Plotting the results, the diminishing returns are apparent, and I gained confidence that a cache size of \(16 \cdot 10^6\) was adequate.
I also attempted to build a theoretical model of how the encoder worked. This was my idea for the model:
- Track the number of solutions in the cache of each length (measured in bytes).
- For each element of the cache, append all possible characters and put the results in a new cache. Again, we only track the length of the solutions in the new cache.
- Assume only 1/256 solutions will work, since we need two hexes from each character and (assuming a perfect hash) it’s random whether the hexes are correct.
- After each step, trim the cache down to the best X elements, where X is a parameter we can vary.

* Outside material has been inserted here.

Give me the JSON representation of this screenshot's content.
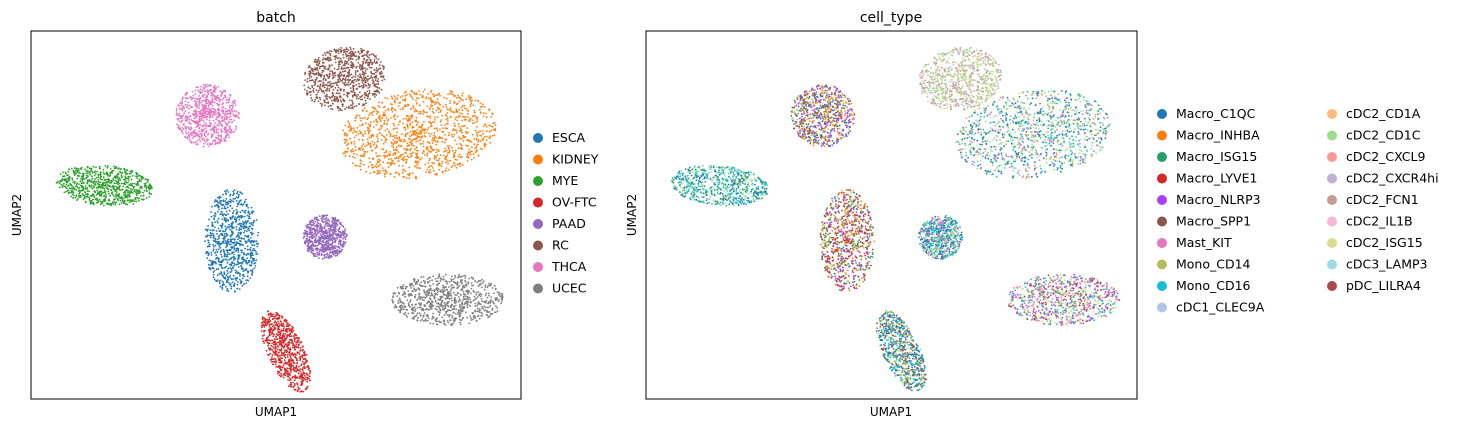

The model is limited, so I can’t trust it too much. It doesn’t consider the newlines happening every 65 iterations or the ability to reorder the output, and it assumes a perfect hash function. However, the model worked well in the sense that with a large enough cache size, its results agreed with my theoretical calculations.

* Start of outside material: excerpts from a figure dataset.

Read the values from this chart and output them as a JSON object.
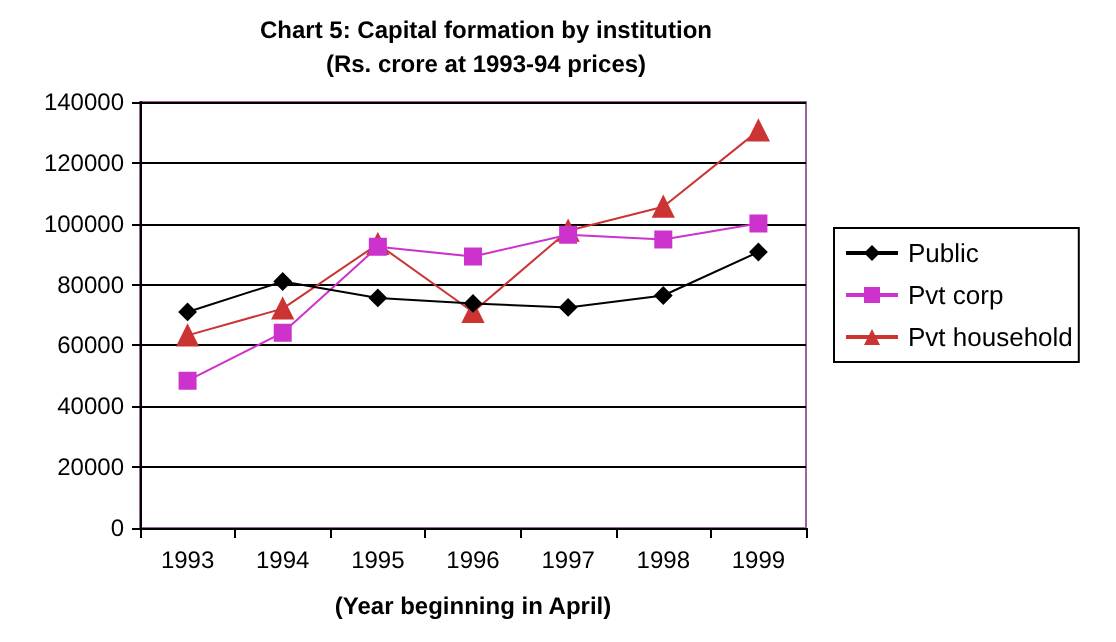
{
  "chart_data": {
    "type": "line",
    "title": "Chart 5: Capital formation by institution",
    "subtitle": "(Rs. crore at 1993-94 prices)",
    "xlabel": "(Year beginning in April)",
    "categories": [
      "1993",
      "1994",
      "1995",
      "1996",
      "1997",
      "1998",
      "1999"
    ],
    "series": [
      {
        "name": "Public",
        "color": "#000000",
        "marker": "diamond",
        "values": [
          71000,
          81000,
          75600,
          73800,
          72500,
          76400,
          90700
        ]
      },
      {
        "name": "Pvt corp",
        "color": "#cc33cc",
        "marker": "square",
        "values": [
          48400,
          64200,
          92400,
          89200,
          96400,
          94800,
          100100
        ]
      },
      {
        "name": "Pvt household",
        "color": "#cc3333",
        "marker": "triangle",
        "values": [
          63300,
          72100,
          93300,
          71000,
          97700,
          105600,
          130600
        ]
      }
    ],
    "ylim": [
      0,
      140000
    ],
    "yticks": [
      0,
      20000,
      40000,
      60000,
      80000,
      100000,
      120000,
      140000
    ],
    "grid": "y",
    "legend": "right",
    "line_style": "solid"
  }
}
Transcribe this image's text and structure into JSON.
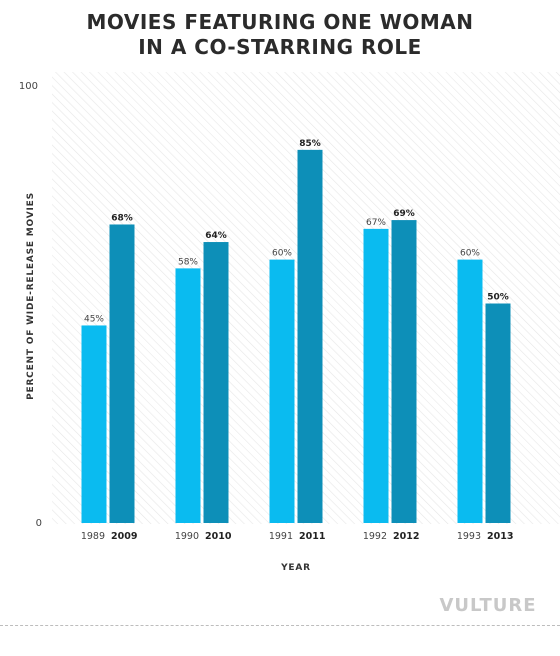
{
  "title": {
    "line1": "MOVIES FEATURING ONE WOMAN",
    "line2": "IN A CO-STARRING ROLE"
  },
  "logo": "VULTURE",
  "colors": {
    "early_series": "#0abbf0",
    "late_series": "#0d8fb8",
    "label": "#444444",
    "logo": "#c8c8c8"
  },
  "chart_data": {
    "type": "bar",
    "xlabel": "YEAR",
    "ylabel": "PERCENT OF WIDE-RELEASE MOVIES",
    "ylim": [
      0,
      100
    ],
    "yticks": [
      "0",
      "100"
    ],
    "grid": false,
    "groups": [
      {
        "early_year": "1989",
        "late_year": "2009",
        "early_value": 45,
        "late_value": 68,
        "early_label": "45%",
        "late_label": "68%"
      },
      {
        "early_year": "1990",
        "late_year": "2010",
        "early_value": 58,
        "late_value": 64,
        "early_label": "58%",
        "late_label": "64%"
      },
      {
        "early_year": "1991",
        "late_year": "2011",
        "early_value": 60,
        "late_value": 85,
        "early_label": "60%",
        "late_label": "85%"
      },
      {
        "early_year": "1992",
        "late_year": "2012",
        "early_value": 67,
        "late_value": 69,
        "early_label": "67%",
        "late_label": "69%"
      },
      {
        "early_year": "1993",
        "late_year": "2013",
        "early_value": 60,
        "late_value": 50,
        "early_label": "60%",
        "late_label": "50%"
      }
    ]
  }
}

The results I got were interesting:
The model was under-predicting the empirical rate of convergence, and it suggested there’s another two bytes to be saved if we can increase the cache size to \(10^{11}\). The prediction of two bytes saved is especially interesting, because my theoretical calculations (from the previous section) suggest that with a perfect hash, the best possible solution length is 461, compared to auroch_v5’s result of 463—a two byte difference.

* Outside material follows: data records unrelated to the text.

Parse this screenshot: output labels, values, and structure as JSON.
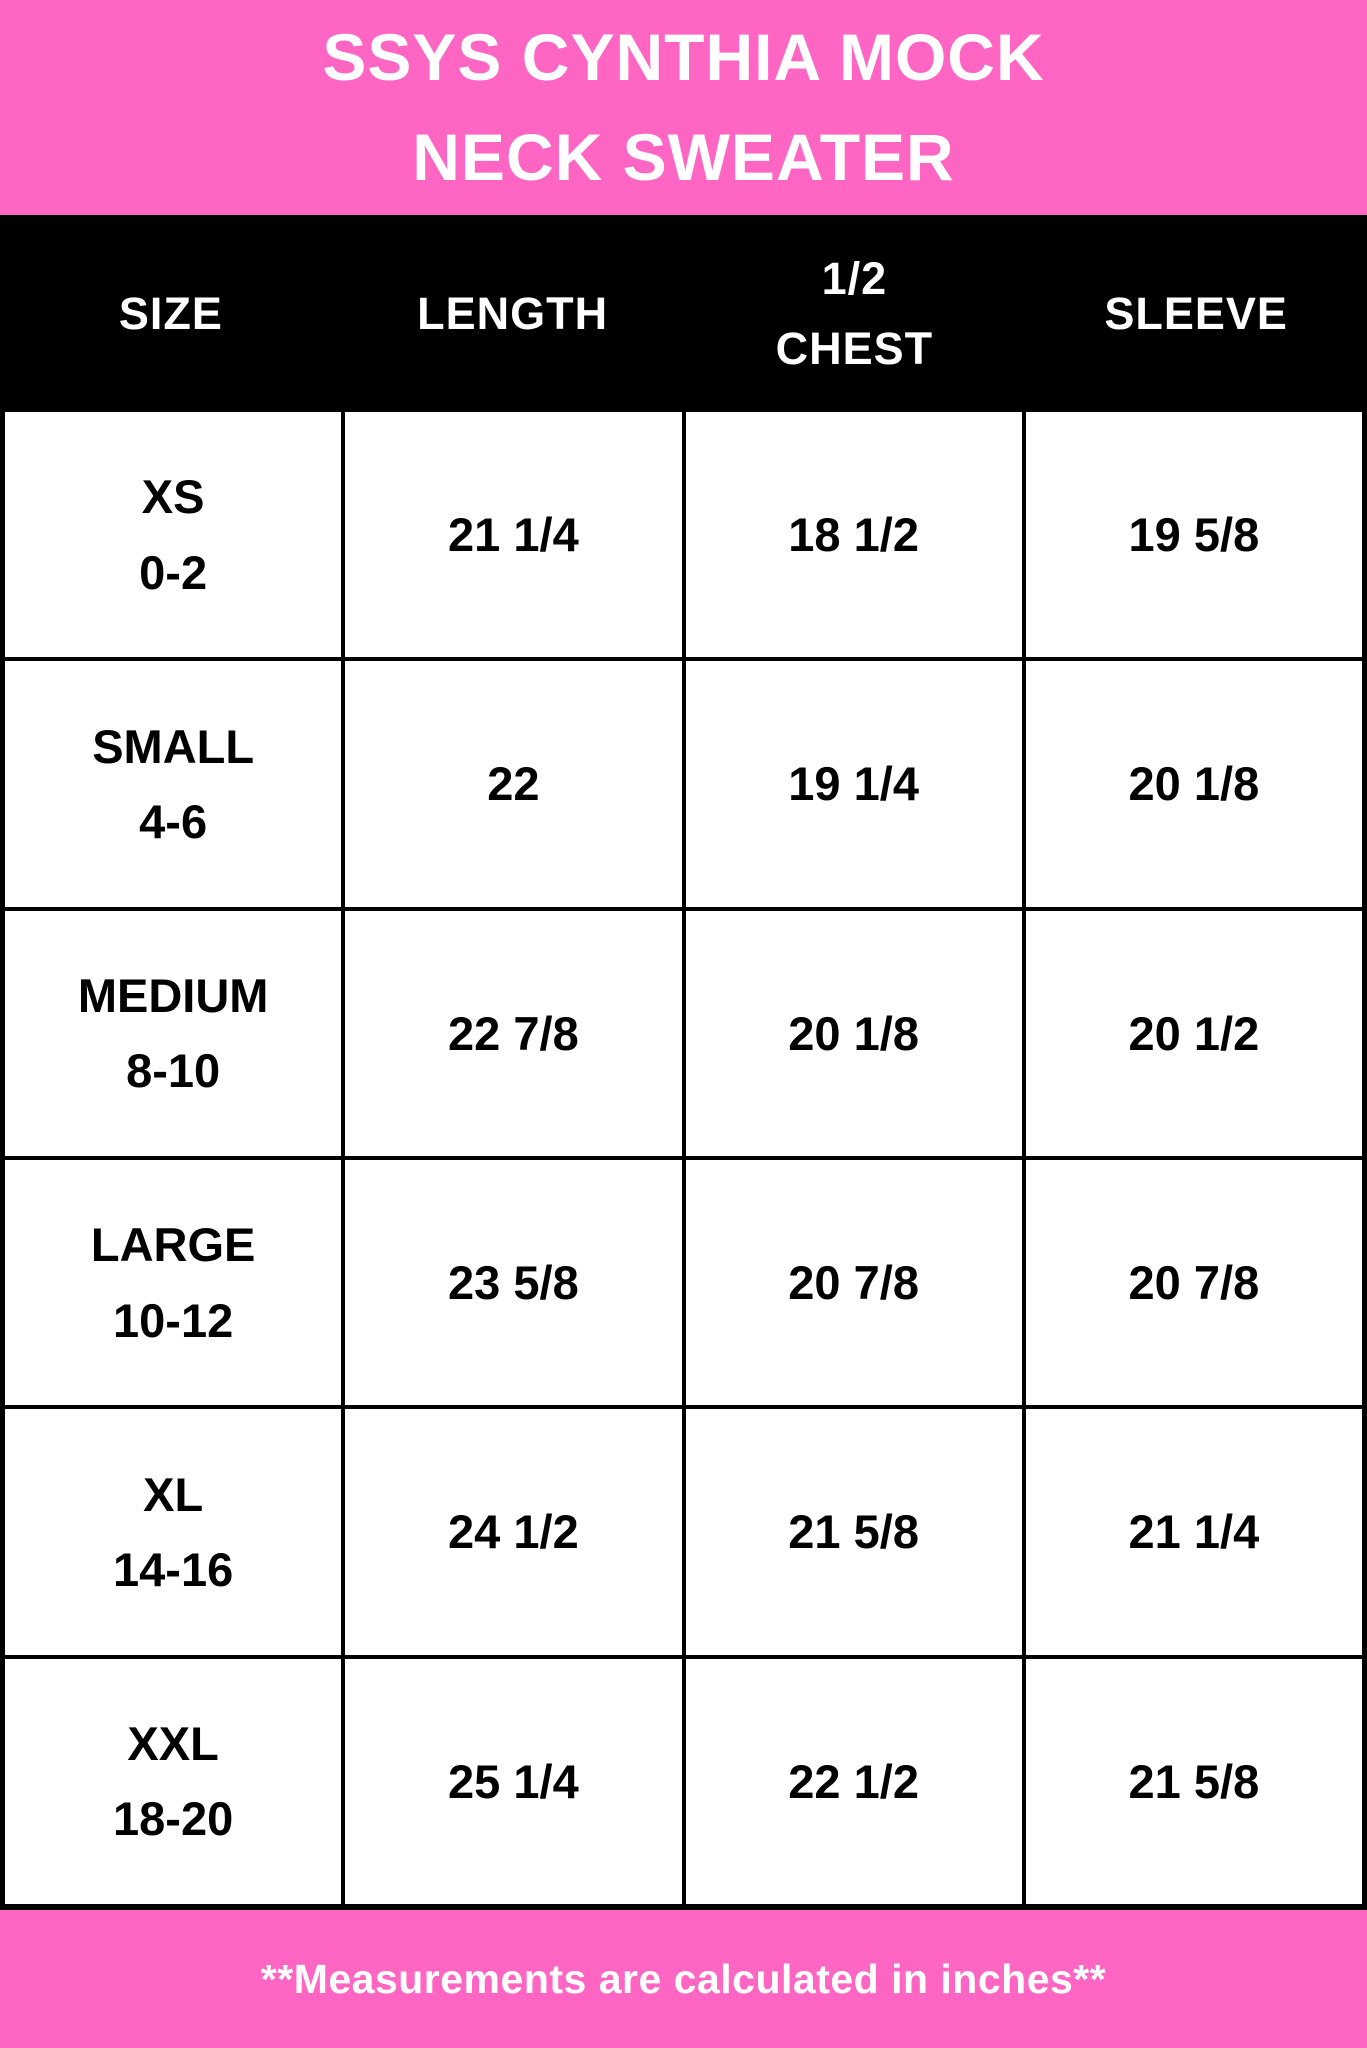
{
  "title": {
    "line1": "SSYS CYNTHIA MOCK",
    "line2": "NECK SWEATER"
  },
  "footer": {
    "note": "**Measurements are calculated in inches**"
  },
  "colors": {
    "pink": "#FF66C4",
    "black": "#000000",
    "white": "#FFFFFF",
    "text": "#000000"
  },
  "chart_data": {
    "type": "table",
    "title": "SSYS CYNTHIA MOCK NECK SWEATER",
    "units": "inches",
    "columns": [
      {
        "label": "SIZE"
      },
      {
        "label": "LENGTH"
      },
      {
        "label": "1/2",
        "label2": "CHEST"
      },
      {
        "label": "SLEEVE"
      }
    ],
    "rows": [
      {
        "size": "XS",
        "size_range": "0-2",
        "length": "21 1/4",
        "half_chest": "18 1/2",
        "sleeve": "19 5/8"
      },
      {
        "size": "SMALL",
        "size_range": "4-6",
        "length": "22",
        "half_chest": "19 1/4",
        "sleeve": "20 1/8"
      },
      {
        "size": "MEDIUM",
        "size_range": "8-10",
        "length": "22 7/8",
        "half_chest": "20 1/8",
        "sleeve": "20 1/2"
      },
      {
        "size": "LARGE",
        "size_range": "10-12",
        "length": "23 5/8",
        "half_chest": "20 7/8",
        "sleeve": "20 7/8"
      },
      {
        "size": "XL",
        "size_range": "14-16",
        "length": "24 1/2",
        "half_chest": "21 5/8",
        "sleeve": "21 1/4"
      },
      {
        "size": "XXL",
        "size_range": "18-20",
        "length": "25 1/4",
        "half_chest": "22 1/2",
        "sleeve": "21 5/8"
      }
    ]
  }
}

I suspect that the critical factor here is that the model is assuming a perfect hash, which we don’t have. In auroch_v5, the hash is on a 32-bit integer, so we have a limited state space—we could never utilize a cache size of \(10^{11}\) because we only have about \(4\cdot 10^9\) states! Limiting the model to \(2^{32}\) states, it shows a loss of 1.25 bytes. In fact, 4 bits of the hash are implied by the last hex we had to get, so the state space is really just \(2^{28}\), which the model shows as losing 1.8 bytes. Altogether, that seems consistent with 463 bytes being the true optimum. (The fact that 32 bits of state is so limiting is what originally motivated me to look for hashes that utilized more of the potential 64 bits in a Number
.)
I didn’t do similar tests on auroch_v6 because it’s simply too slow. However, that won’t stop me from speculating! While auroch_v6 had ~50 bits of state from using a double-precision number (64 bits for a double, minus several bits at the end of the mantissa that never get used, minus several bits of exponent that never get used, minus the sign bit that never gets used), the hash function simply isn’t very good, so I don’t think most of that state is relevant. I’d actually expect less than 32 bits of effective state space, and therefore easier to search for optimal solutions than auroch_v5. So, my bold guess is that auroch_v6’s encoder should’ve been able to find an optimal solution.
Final thoughts
If you made it this far, I hope you enjoyed all the minutiae of this golf problem as much as I did.
I feel like I’ve exhausted this problem, finding every byte that I could. There’s always a possibility for more tricks I’ve missed, but I don’t even know where to look for one!
I hope I’ll be able to apply the bit-packing techniques here to other golf problems; the same techniques should generalize for packing other types of data.